Prayer changes things.
D.L. Moody once said to hear Spurgeon preach was a blessing, but to hear Spurgeon pray was even more impressive (Autobiography 4:71).
Praying like Spurgeon nourishes the soul, encourages the depressed, motivates the lazy and ushers the humble before the throne of God.
Spurgeon prevailed with God in prayer.
“As I am sure that a certain amount of leverage will lift a weight, so I know that a certain amount of prayer will get anything from God” (MTP 11:150).
“If there be anything I know, anything that I am quite assured of beyond all question, it is that praying breath is never spent in vain” (MTP 11:150).
“The streaming wounds of Jesus are the sure guarantees for answered prayer” (MTP 11:149).
Spurgeon baked and caked his prayers in Scripture. He pulled passages from the broken places of his heart and flung them into the presence of the Divine. Never rehearsed, always urgent, Spurgeon’s prayers were theological but not scholarly.

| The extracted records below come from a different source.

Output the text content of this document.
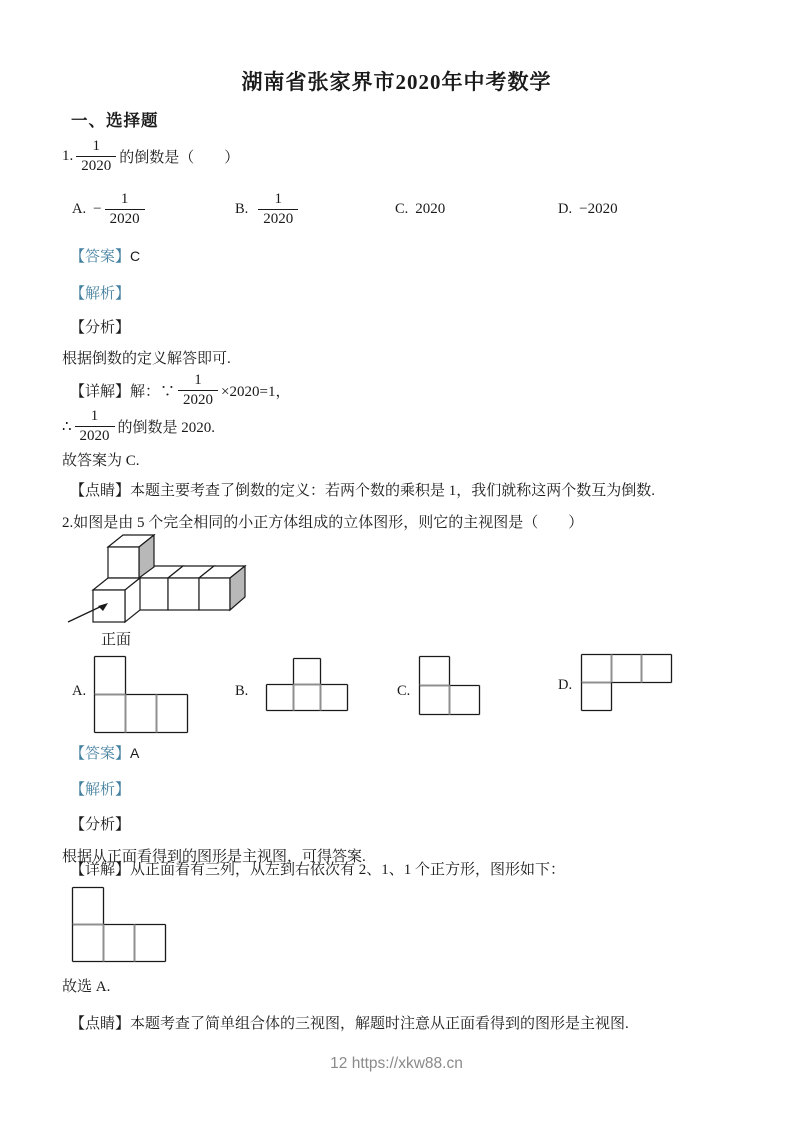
湖南省张家界市2020年中考数学
一、选择题
1. $\frac{1}{2020}$ 的倒数是（　　）
A. − $\frac{1}{2020}$	B. $\frac{1}{2020}$	C. 2020	D. −2020
【答案】C
【解析】
【分析】
根据倒数的定义解答即可.
【详解】 解：∵ $\frac{1}{2020} \times 2020=1$，
∴ $\frac{1}{2020}$ 的倒数是 2020.
故答案为 C.
【点睛】本题主要考查了倒数的定义：若两个数的乘积是 1，我们就称这两个数互为倒数.
2.如图是由 5 个完全相同的小正方体组成的立体图形，则它的主视图是（　　）
正面
A.	B.	C.	D.
【答案】A
【解析】
【分析】
根据从正面看得到的图形是主视图，可得答案.
【详解】从正面看有三列，从左到右依次有 2、1、1 个正方形，图形如下：
故选 A.
【点睛】本题考查了简单组合体的三视图，解题时注意从正面看得到的图形是主视图.
12 https://xkw88.cn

“[Spurgeon’s] wonderful knowledge of the Scripture made his prayers so fresh and edifying” (C.H. Spurgeon’s Prayers, vi).
One of the best sermons Spurgeon ever preached on prayer was “The Golden Key of Prayer.” In it, he provides the Christian with a sparkling aspiration:
“If you would reach to something higher than ordinary grovelling experience, look to the Rock that is higher than you, and look with the eye of faith through the windows of importunate prayer” (MTP 11:153).
Why Prayer Changes Things
In this season of great uncertainty, the first thing—the best thing—a believer should do is pray. Spurgeon found this effective in his life, and if it is true of us, we will discover numerous benefits:
1. Prayer changes things because it makes us desire God.
“Prayer is the natural outgushing of a soul in communion with Jesus” (MTP 34:14-15).